While many unsupervised learning models focus on one family of tasks, either generative or discriminative, we explore the possibility of a unified representation learner: a model which uses a single pre-training stage to address both families of tasks simultaneously. We identify diffusion models as a prime candidate. Diffusion models have risen to prominence as a state-of-the-art method for image generation, denoising, inpainting, super-resolution, manipulation, etc. Such models involve training a U-Net to iteratively predict and remove noise, and the resulting model can synthesize high fidelity, diverse, novel images.
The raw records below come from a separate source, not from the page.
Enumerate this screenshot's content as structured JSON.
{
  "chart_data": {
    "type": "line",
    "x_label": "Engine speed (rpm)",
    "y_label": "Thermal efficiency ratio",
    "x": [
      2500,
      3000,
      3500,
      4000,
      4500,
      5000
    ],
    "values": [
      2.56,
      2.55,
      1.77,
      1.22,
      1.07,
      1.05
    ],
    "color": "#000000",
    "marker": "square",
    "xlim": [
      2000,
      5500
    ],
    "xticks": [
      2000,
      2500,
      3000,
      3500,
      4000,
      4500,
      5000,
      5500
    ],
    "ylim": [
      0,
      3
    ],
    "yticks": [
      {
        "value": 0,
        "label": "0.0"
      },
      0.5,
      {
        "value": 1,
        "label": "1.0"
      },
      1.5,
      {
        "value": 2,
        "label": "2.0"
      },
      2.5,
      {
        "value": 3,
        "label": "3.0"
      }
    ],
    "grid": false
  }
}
The U-Net architecture, as a convolution-based architecture, generates a diverse set of feature representations in the form of intermediate feature maps. We present our findings that these embeddings are useful beyond the noise prediction task, as they contain discriminative information and can also be leveraged for classification. We explore optimal methods for extracting and using these embeddings for classification tasks, demonstrating promising results on the ImageNet classification task. We find that with careful feature selection and pooling, diffusion models outperform comparable generative-discriminative methods such as BigBiGAN for classification tasks. We investigate diffusion models in the transfer learning regime, examining their performance on several fine-grained visual classification datasets. We compare these embeddings to those generated by competing architectures and pre-trainings for classification tasks.

Figures (7)

• Figure 1: An overview of our method and results. We propose that diffusion models are unified self-supervised image representation learners, with impressive performance not only for generation, but also for classification. We explore the feature extraction process in terms of U-Net block number and diffusion noise time step. We also explore different sizes for the feature map pooling. We examine several lightweight architectures for feature classification, including linear (A), multi-layer perceptron (B), CNN (C), and attention-based heads (D). We show the results on such explorations on the right, for classification heads trained on frozen features for ImageNet-50 vangansbeke2020scan, computed at block number 24 and noise time step 90. See Section \ref{['subsec:main_results']} for a detailed discussion.
• Figure 2: Ablations on ImageNet (1000 classes) with varying block numbers, time steps, and pooling size, for a linear classification head on frozen features. We find the model is least sensitive to pooling, and most sensitive to block number, although there is also a steep drop-off in performance as inputs and predictions become noisier.
• Figure 3: Images at different time steps of the diffusion process, with noise added successively. We observe that the best accuracies are obtained at $t = 90$.
• Figure 4: Fine-Grained Visual Classification (FGVC) results. We train our best classification heads from our ImageNet-50 explorations on FGVC datasets (denoted with GD), and compare against the results from linear probing a SimCLR ResNet-50 on the same datasets. Linear is denoted by (L). While SimCLR and SwAV tend to perform better, diffusion achieves promising results, slightly outperforming SimCLR for Aircraft.
• Figure 5: FGVC feature extraction analysis. We show accuracy for different block numbers, time steps, and pooling sizes. Block 19 is superior for FGVC, in contrast to ImageNet where 24 was ideal.